I must get back to the ongoing list and get ready for this assignment, I just wanted to write something, anything, which these days I more often put aside, or write and not finish the story, essay, pitch, application, because I'm sure it sucks so why bother. I also bought a new journal tonight, because my old one has a bit of a rocky history and now is in high demand as a holder of important documents, money and assorted papers, so many that to displace them would wreak havoc with what little organizational systems I have. I liked the idea of starting over, starting something new, for no reason other than that I appreciate the idea that every day is not only a gift, but a chance to crack that clean slate and blank page and create something. I forget sometimes that for every awful thing I've ever done and all the messes I've made of my life, I wake up every single day to as many blank pages as I want.

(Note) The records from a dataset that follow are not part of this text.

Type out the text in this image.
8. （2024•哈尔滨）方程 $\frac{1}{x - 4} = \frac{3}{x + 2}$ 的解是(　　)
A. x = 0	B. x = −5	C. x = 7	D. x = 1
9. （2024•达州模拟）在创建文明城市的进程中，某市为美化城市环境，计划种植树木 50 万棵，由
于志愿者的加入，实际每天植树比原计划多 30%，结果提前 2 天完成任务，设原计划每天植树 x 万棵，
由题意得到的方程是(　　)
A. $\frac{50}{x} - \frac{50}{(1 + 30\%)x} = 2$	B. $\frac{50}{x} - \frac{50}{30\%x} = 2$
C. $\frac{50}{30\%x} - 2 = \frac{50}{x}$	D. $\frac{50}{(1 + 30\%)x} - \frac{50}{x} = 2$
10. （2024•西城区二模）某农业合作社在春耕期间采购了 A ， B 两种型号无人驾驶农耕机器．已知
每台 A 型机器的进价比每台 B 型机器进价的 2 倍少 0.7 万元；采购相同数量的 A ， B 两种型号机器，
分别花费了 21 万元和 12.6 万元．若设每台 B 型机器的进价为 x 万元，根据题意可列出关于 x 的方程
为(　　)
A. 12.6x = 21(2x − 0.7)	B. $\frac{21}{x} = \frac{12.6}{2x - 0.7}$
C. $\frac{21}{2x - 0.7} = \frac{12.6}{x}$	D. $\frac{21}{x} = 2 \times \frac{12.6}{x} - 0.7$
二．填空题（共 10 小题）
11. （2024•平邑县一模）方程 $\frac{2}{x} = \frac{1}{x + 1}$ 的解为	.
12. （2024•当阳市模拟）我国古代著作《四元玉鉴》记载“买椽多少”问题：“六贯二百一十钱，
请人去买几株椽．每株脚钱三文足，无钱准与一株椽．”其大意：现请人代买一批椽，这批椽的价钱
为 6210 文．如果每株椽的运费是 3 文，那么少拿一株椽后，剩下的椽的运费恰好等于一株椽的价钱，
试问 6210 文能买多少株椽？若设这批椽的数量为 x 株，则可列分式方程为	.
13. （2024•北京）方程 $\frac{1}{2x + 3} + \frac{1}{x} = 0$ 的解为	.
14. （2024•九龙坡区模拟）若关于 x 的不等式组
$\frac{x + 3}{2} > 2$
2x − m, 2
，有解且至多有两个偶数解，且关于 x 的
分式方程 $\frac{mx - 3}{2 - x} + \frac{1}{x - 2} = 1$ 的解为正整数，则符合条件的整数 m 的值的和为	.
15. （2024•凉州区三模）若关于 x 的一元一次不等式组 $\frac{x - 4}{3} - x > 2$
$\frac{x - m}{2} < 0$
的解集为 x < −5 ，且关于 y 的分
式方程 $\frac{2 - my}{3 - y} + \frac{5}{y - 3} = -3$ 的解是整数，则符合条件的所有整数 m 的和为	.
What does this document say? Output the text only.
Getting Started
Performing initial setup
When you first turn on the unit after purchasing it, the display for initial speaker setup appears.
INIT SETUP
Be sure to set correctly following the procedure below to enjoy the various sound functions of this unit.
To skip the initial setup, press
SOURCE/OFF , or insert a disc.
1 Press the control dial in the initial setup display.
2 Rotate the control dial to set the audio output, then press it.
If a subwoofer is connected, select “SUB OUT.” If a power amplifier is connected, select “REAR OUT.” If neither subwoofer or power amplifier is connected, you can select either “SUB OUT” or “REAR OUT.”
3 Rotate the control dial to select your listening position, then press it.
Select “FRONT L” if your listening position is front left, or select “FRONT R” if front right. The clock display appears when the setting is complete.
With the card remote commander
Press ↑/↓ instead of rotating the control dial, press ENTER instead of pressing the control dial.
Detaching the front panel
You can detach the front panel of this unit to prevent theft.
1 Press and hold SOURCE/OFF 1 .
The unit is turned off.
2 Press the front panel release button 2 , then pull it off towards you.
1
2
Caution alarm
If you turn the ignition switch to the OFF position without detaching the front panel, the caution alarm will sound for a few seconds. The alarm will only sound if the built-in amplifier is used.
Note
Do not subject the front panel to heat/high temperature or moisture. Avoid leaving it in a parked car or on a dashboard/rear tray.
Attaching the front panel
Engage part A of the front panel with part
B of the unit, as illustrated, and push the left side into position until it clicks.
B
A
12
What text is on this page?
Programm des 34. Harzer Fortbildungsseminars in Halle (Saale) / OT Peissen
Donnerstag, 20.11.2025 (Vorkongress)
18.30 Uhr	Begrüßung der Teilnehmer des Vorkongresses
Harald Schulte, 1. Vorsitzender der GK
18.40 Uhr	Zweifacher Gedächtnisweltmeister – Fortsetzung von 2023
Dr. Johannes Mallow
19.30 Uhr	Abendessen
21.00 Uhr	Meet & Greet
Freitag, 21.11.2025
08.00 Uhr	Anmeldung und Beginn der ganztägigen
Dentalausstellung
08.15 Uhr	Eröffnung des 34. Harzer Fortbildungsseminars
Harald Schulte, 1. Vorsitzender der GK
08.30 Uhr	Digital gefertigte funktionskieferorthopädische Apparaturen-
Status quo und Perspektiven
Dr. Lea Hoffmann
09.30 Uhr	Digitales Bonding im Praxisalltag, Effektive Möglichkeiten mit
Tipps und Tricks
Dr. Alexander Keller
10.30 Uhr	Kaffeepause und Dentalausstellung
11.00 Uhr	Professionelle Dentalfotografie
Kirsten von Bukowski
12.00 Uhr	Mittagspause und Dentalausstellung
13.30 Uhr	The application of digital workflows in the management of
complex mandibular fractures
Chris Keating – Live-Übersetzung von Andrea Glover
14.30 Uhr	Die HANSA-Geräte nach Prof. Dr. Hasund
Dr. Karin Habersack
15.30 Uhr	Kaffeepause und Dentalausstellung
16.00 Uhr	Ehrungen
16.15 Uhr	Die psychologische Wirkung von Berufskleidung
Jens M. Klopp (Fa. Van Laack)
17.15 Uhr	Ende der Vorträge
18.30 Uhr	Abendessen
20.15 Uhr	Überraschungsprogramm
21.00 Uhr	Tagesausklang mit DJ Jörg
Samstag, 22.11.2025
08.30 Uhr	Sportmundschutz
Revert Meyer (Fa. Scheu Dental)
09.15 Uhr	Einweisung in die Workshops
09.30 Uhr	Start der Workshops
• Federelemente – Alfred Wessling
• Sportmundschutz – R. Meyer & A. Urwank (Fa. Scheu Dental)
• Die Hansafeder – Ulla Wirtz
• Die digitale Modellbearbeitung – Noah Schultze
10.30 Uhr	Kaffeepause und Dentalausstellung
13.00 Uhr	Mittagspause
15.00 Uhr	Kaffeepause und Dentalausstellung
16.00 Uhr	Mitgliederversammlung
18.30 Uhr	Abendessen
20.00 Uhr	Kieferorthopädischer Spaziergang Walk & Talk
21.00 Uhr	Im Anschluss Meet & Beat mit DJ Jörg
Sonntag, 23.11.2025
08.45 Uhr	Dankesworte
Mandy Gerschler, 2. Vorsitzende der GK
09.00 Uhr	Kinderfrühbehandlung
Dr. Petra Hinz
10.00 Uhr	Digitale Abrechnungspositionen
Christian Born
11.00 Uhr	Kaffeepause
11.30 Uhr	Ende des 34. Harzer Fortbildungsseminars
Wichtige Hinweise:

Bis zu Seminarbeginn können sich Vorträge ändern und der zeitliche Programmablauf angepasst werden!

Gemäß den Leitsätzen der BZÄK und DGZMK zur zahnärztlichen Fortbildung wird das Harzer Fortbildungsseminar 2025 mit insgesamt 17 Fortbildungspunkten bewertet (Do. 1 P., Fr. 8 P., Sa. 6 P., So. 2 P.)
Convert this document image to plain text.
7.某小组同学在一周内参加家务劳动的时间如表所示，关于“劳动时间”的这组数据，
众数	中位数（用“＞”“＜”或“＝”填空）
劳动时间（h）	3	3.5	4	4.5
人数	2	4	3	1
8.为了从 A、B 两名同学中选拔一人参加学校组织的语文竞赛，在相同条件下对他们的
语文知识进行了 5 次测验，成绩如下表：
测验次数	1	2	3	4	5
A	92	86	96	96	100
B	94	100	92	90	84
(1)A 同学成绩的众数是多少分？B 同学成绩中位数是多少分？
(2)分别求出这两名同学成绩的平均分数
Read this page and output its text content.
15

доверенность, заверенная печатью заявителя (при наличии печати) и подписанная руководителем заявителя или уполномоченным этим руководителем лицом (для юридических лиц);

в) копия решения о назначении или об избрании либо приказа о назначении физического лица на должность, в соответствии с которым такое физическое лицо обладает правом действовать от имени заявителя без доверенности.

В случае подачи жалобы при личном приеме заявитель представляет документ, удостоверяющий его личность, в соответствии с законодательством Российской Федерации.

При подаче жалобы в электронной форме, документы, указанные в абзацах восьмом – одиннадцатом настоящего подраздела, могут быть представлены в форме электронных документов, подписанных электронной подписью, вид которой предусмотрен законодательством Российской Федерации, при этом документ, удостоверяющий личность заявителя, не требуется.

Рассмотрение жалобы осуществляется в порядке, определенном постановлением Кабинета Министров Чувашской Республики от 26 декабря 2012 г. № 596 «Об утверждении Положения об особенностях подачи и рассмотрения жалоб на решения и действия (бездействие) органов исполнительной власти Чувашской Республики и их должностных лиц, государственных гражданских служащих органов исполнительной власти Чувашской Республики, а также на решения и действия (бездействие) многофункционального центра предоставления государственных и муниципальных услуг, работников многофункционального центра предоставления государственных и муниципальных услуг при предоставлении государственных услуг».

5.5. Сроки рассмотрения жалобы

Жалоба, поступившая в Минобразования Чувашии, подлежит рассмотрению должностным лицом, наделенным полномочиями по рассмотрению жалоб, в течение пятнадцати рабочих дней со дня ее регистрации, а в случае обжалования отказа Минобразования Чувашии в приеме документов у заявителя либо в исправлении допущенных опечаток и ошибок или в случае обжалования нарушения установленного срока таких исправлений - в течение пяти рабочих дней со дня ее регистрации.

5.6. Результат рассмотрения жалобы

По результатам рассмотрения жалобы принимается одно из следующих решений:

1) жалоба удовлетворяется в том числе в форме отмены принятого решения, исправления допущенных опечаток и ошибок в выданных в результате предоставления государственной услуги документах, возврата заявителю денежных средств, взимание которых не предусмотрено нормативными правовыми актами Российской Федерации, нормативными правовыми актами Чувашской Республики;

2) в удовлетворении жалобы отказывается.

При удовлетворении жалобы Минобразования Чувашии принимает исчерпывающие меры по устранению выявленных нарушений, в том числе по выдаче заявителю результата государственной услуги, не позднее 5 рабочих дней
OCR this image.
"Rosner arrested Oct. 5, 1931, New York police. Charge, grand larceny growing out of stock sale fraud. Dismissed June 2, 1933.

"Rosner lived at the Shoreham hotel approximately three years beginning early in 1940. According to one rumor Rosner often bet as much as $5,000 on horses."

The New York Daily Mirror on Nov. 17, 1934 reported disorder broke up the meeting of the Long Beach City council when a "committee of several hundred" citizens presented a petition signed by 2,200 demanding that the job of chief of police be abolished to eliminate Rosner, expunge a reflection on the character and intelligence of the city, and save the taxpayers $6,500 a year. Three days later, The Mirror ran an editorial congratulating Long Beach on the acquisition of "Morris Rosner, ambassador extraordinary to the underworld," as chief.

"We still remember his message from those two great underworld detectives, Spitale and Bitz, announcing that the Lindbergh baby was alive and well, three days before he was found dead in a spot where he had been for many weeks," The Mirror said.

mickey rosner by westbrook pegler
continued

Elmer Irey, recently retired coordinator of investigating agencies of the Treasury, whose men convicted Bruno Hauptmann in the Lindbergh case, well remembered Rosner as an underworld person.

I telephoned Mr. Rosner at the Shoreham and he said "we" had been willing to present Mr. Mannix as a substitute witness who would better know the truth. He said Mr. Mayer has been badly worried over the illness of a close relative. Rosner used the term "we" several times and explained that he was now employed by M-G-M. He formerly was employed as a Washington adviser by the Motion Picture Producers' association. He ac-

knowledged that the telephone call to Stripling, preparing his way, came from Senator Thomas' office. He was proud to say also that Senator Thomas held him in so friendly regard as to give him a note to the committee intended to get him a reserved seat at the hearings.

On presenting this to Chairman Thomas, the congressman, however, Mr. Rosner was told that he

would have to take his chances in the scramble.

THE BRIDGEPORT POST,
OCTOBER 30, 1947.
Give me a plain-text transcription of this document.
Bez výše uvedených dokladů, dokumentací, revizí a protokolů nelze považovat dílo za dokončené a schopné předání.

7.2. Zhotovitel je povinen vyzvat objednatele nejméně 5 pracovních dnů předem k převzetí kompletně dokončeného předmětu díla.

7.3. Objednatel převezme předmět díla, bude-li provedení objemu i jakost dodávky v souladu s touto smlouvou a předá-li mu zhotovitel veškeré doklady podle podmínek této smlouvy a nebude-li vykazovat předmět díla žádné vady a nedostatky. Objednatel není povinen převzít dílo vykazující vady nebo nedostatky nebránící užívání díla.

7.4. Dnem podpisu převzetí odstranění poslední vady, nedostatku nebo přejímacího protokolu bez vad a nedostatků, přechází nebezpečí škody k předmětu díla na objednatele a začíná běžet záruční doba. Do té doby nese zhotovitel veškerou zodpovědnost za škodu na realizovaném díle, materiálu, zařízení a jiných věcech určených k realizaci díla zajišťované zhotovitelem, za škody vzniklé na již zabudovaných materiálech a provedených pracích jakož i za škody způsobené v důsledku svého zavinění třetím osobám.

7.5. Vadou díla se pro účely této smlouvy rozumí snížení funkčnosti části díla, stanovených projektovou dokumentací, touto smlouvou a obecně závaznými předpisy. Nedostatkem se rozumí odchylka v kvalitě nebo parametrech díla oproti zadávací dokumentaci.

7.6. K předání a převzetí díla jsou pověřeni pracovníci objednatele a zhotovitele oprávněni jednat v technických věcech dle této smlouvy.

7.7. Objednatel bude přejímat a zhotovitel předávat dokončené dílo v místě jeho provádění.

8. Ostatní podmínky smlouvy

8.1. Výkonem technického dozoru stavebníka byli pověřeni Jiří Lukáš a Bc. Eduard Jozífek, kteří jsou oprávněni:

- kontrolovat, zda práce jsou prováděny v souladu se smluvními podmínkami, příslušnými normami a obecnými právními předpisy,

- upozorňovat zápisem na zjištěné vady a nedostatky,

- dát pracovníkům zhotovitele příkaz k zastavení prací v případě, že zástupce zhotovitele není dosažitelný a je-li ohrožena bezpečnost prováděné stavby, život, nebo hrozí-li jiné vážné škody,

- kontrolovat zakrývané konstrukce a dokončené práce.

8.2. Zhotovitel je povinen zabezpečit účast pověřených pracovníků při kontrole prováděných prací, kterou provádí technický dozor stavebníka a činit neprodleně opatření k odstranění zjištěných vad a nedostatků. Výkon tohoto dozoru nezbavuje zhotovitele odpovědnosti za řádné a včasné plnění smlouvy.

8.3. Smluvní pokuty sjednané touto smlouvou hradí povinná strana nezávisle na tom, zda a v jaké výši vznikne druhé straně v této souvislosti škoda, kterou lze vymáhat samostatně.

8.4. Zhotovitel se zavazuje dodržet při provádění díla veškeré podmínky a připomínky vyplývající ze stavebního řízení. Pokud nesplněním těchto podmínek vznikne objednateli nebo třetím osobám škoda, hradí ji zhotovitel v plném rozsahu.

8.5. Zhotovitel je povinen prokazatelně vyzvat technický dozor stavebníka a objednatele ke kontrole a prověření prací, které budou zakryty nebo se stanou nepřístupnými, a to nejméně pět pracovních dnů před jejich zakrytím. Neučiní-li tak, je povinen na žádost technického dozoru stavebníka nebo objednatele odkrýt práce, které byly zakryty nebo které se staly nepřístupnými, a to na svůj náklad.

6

I just have to get up and greet them and be ready, slips, falls, mishaps, blocks and all.

Video of "Love Well" by The Royal You. When I heard them sing this live, I definitely gave myself a little reality check about the times I haven't loved well, when I haven't treated the people I care about the way I'd want to be treated. Lately, I have been extremely focused on just trying to survive and prove to myself I can do this ridiculously insane wacky thing called supporting myself as a writer/editor/blogger/miscellaneous creative person. It still seems supremely laughable some days, and exactly what I should be doing on others, but mostly it feels like it requires 24/7 vigilance and attention to potential stories, to reading everything and trying to be everywhere at once, which certainly doesn't make me a great girlfriend, so I'm trying to be a little better about balancing those things. And also that loving well means taking care of and loving myself, too, to the best of my abilities. I'm trying, even when I fall, hard.